For remediation queries, I precompute the “incident → decision → outcome” chains and index them by technology, client, and incident type. A query about Exchange failures does not traverse the full graph. It looks up the precomputed chain index and retrieves only the relevant subgraphs. Traversal time dropped from eight hundred milliseconds to under one hundred.
The trade-off is index maintenance. Every time the graph is updated, the affected chain indexes must be recomputed. I run this as a background process during idle periods. The lag between graph update and index update is typically under five minutes, which is acceptable for a system that does not need real-time consistency.
Memory Management
The full graph no longer fits comfortably in sixteen gigabytes of RAM alongside the language model and vector index. I implemented a tiered memory architecture: hot nodes (high salience, recently accessed) stay in memory. Warm nodes (medium salience, accessed within the last quarter) are cached on SSD. Cold nodes (low salience, not recently accessed) are on disk.
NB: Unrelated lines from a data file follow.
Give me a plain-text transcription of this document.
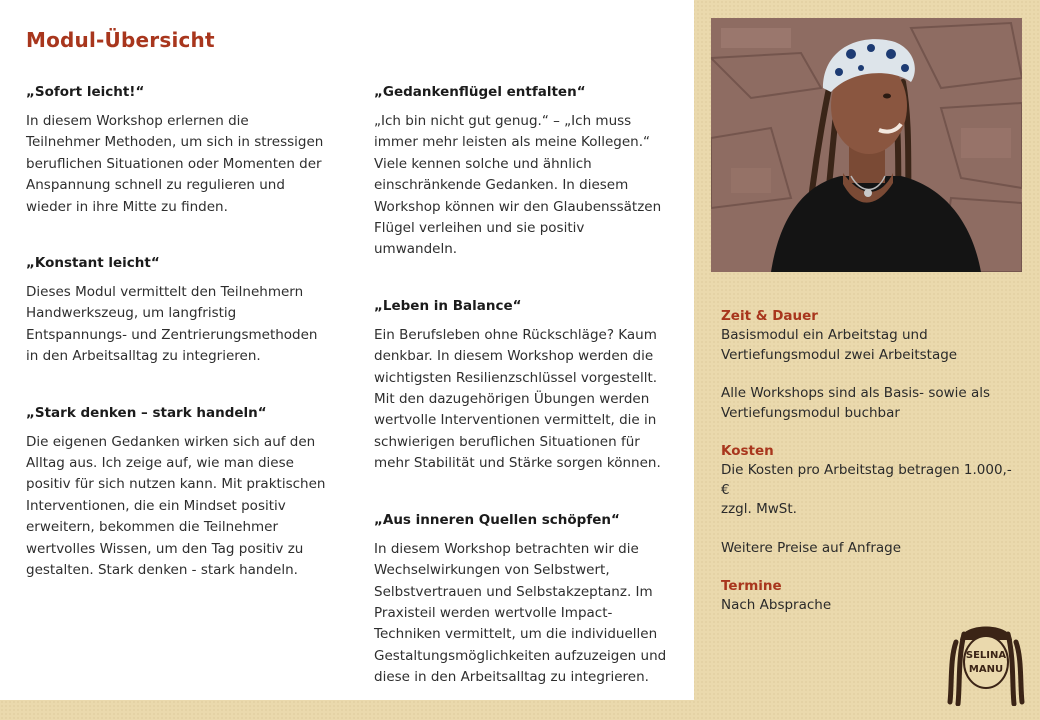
Modul-Übersicht
„Sofort leicht!“

In diesem Workshop erlernen die Teilnehmer Methoden, um sich in stressigen beruflichen Situationen oder Momenten der Anspannung schnell zu regulieren und wieder in ihre Mitte zu finden.

„Konstant leicht“

Dieses Modul vermittelt den Teilnehmern Handwerkszeug, um langfristig Entspannungs- und Zentrierungsmethoden in den Arbeitsalltag zu integrieren.

„Stark denken – stark handeln“

Die eigenen Gedanken wirken sich auf den Alltag aus. Ich zeige auf, wie man diese positiv für sich nutzen kann. Mit praktischen Interventionen, die ein Mindset positiv erweitern, bekommen die Teilnehmer wertvolles Wissen, um den Tag positiv zu gestalten. Stark denken - stark handeln.

„Gedankenflügel entfalten“

„Ich bin nicht gut genug.“ – „Ich muss immer mehr leisten als meine Kollegen.“ Viele kennen solche und ähnlich einschränkende Gedanken. In diesem Workshop können wir den Glaubenssätzen Flügel verleihen und sie positiv umwandeln.

„Leben in Balance“

Ein Berufsleben ohne Rückschläge? Kaum denkbar. In diesem Workshop werden die wichtigsten Resilienzschlüssel vorgestellt. Mit den dazugehörigen Übungen werden wertvolle Interventionen vermittelt, die in schwierigen beruflichen Situationen für mehr Stabilität und Stärke sorgen können.

„Aus inneren Quellen schöpfen“

In diesem Workshop betrachten wir die Wechselwirkungen von Selbstwert, Selbstvertrauen und Selbstakzeptanz. Im Praxisteil werden wertvolle Impact-Techniken vermittelt, um die individuellen Gestaltungsmöglichkeiten aufzuzeigen und diese in den Arbeitsalltag zu integrieren.

Zeit & Dauer
Basismodul ein Arbeitstag und
Vertiefungsmodul zwei Arbeitstage
Alle Workshops sind als Basis- sowie als
Vertiefungsmodul buchbar
Kosten
Die Kosten pro Arbeitstag betragen 1.000,- €
zzgl. MwSt.
Weitere Preise auf Anfrage
Termine
Nach Absprache
SELINA
MANU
Most queries touch only hot and warm nodes. Cold node access adds about two hundred milliseconds of latency, which is noticeable but not prohibitive. The tier boundaries adjust dynamically based on access patterns: a cold node that gets queried is promoted to warm. A warm node that goes unaccessed for ninety days is demoted to cold.
This is the pragmatic side of building a personal AI system. Enterprise graph databases solve these problems with hardware: more RAM, faster storage, distributed clusters. I solve them with software: smarter indexing, tiered storage, and a deep understanding of which data matters most.
The Five-Year Projection
At current growth rates, the graph will reach two million nodes in about three years. The vector index will require about thirty-two gigabytes. The chain indexes will roughly triple. Total system requirements will be approximately sixty-four gigabytes of RAM and five hundred gigabytes of SSD.
This is within the range of high-end consumer hardware, which means Tessera can continue to run on a single machine without architectural changes. If growth accelerates, I may need to implement more aggressive pruning of truly obsolete nodes, but the salience decay mechanism should handle most of that naturally.
The air-gap requirement constrains the hardware to what I can physically possess and control. No cloud burst capacity. No elastic scaling. The system must be designed to live within fixed hardware boundaries, and those boundaries must be generous enough to accommodate years of growth. This is the discipline of building for permanence rather than convenience.